実績より、今をどう生きているか。それが大事にされる空気がある。

「準硬式をやってみて、やっぱり、野球が楽しいなって最近思います」。

高校時代、試合に出られなかった選手は少なくない。でも、それで終わりじゃない。
準硬式には、選び直せる道がある。もう一度野球を好きになれる場所がある。

 

【記者の視点】「高校で1試合も出られなかった」。野球はいつでもあなたを待っている

甲子園を目指して強豪校に進んだものの、3年間で一度も試合に出られなかった。そんな選手を、これまで何人も取材してきました。
中学3年生で「ここで勝負する」と決めたはずの強い気持ちが、少しずつ揺らいでいく。やがてそれは、仲間を応援する気持ちへと形を変え、そして「やりきったような、やりきれなかったような」複雑な感覚を胸に、卒業を迎えるのです。
全国の強豪校には、きっとそんな高校球児がたくさんいると思います。
そして私は、そうした選手たちと出会うたびに、素直に「よかったね」と言えない自分がいます。「本当は、試合に出たかったんじゃないのかな」そんな思いが、どうしてもよぎってしまうのです。
この日、神奈川選抜のマウンドに立った廣澤良祐選手は、自分で「試合に出る」と決めて、大学では地元・神奈川に戻ってきました。その舞台が、準硬式野球でした。
高校時代の自分を否定するわけではなく、指導者やチームへの感謝も忘れていません。でも、卒業してからの道をどう歩くかは、自分自身の選択だったと語ってくれました。

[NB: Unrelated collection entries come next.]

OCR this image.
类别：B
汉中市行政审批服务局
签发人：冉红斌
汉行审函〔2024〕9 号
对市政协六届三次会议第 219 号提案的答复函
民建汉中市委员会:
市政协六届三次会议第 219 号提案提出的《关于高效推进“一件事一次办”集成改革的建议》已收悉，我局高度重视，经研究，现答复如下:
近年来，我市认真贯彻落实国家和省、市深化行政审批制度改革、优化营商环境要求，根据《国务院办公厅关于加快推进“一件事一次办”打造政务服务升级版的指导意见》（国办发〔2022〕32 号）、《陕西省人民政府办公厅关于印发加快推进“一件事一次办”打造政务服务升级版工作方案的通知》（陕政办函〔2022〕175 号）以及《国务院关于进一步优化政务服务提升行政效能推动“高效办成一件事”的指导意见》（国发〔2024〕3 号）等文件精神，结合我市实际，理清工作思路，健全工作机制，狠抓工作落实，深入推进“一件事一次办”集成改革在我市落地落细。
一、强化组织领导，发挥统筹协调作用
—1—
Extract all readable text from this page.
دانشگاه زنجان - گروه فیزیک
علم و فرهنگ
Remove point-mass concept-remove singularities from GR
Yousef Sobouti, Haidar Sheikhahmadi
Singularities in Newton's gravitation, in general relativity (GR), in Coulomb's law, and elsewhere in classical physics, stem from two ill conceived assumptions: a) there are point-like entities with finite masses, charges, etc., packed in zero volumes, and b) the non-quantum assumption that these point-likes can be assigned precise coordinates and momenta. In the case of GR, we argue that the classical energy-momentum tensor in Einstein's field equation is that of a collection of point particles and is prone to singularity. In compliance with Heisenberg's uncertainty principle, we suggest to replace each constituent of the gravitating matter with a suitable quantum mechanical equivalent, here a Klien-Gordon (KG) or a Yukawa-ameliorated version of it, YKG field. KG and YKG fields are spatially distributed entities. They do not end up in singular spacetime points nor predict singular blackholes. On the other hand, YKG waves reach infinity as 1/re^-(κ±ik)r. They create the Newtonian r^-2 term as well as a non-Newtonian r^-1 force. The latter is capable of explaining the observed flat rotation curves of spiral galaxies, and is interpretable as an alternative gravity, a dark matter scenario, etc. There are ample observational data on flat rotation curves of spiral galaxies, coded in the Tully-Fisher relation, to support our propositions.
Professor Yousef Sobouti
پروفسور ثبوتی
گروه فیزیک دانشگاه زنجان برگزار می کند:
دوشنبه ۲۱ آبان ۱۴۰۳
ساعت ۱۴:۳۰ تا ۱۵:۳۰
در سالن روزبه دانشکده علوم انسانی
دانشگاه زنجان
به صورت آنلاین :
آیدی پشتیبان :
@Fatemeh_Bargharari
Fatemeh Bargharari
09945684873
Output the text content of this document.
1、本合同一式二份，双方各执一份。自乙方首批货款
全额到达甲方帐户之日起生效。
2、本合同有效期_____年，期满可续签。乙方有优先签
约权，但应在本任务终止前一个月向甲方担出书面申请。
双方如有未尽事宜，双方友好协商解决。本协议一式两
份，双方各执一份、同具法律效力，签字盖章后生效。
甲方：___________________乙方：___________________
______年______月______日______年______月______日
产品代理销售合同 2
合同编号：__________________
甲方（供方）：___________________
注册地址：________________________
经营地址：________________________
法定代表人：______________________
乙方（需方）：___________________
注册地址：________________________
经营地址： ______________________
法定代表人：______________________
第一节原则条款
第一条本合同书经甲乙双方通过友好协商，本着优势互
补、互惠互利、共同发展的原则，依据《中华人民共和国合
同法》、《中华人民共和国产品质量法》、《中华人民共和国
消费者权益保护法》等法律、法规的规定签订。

準硬式というフィールドで、もう一度「試合に出る」ことに挑戦している廣澤選手。オールスター戦での登板は、その覚悟が実を結びつつある証だと感じました。まだ2年生。これからどんなふうに成長していくのか、とても楽しみです。

常総学院で彼を見守っていた指導者もきっと、今の姿を頼もしく思っているはずです。